Carinodrillia elocata

Scientific classification
- Kingdom: Animalia
- Phylum: Mollusca
- Class: Gastropoda
- Subclass: Caenogastropoda
- Order: Neogastropoda
- Superfamily: Conoidea
- Family: Pseudomelatomidae
- Genus: Carinodrillia
- Species: C. elocata
- Binomial name: Carinodrillia elocata (Pilsbry & Johnson, 1922)
- Synonyms: Drillia elocata Pilsbry & Johnson, 1922

= Carinodrillia elocata =

- Authority: (Pilsbry & Johnson, 1922)
- Synonyms: Drillia elocata Pilsbry & Johnson, 1922

Extinct species of gastropod

Carinodrillia elocata is an extinct species of sea snail, a marine gastropod mollusk in the family Pseudomelatomidae, the turrids and allies.

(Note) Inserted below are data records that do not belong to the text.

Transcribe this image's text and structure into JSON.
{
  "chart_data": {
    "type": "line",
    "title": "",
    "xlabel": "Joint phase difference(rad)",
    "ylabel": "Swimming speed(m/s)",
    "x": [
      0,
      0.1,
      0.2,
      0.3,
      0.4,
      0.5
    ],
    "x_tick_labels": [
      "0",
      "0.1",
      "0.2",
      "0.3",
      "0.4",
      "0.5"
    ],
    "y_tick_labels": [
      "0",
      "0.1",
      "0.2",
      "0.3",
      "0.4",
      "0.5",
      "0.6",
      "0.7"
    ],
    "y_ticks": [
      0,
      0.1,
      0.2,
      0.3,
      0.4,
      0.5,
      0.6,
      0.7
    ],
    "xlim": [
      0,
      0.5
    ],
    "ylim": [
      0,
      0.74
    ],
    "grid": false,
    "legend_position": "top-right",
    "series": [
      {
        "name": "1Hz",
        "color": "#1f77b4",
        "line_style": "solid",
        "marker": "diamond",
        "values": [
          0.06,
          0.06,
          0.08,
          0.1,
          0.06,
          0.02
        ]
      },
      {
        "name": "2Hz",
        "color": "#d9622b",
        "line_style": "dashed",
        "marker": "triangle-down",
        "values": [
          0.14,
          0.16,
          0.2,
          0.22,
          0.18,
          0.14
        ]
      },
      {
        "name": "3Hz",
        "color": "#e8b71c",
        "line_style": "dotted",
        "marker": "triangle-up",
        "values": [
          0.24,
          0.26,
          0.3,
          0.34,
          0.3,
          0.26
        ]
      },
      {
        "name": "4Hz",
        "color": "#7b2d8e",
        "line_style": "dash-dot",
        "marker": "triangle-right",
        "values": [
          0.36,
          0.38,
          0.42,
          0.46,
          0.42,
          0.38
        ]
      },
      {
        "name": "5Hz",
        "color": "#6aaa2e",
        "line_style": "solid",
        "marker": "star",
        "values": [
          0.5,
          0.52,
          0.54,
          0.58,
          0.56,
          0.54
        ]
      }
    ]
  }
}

Subspecies : Carinodrillia elocata meta W.P. Woodring, 1928 from the Bowden Formation, Jamaica.

==Description==
The length of the shell attains 27 mm.

==Distribution==
This extinct species was found in Pliocene strata of Jamaica, in Miocene to Pliocene strata of the Dominican Republic and in Miocene strata of Panama; age range: 7.246 to 2.588 Ma.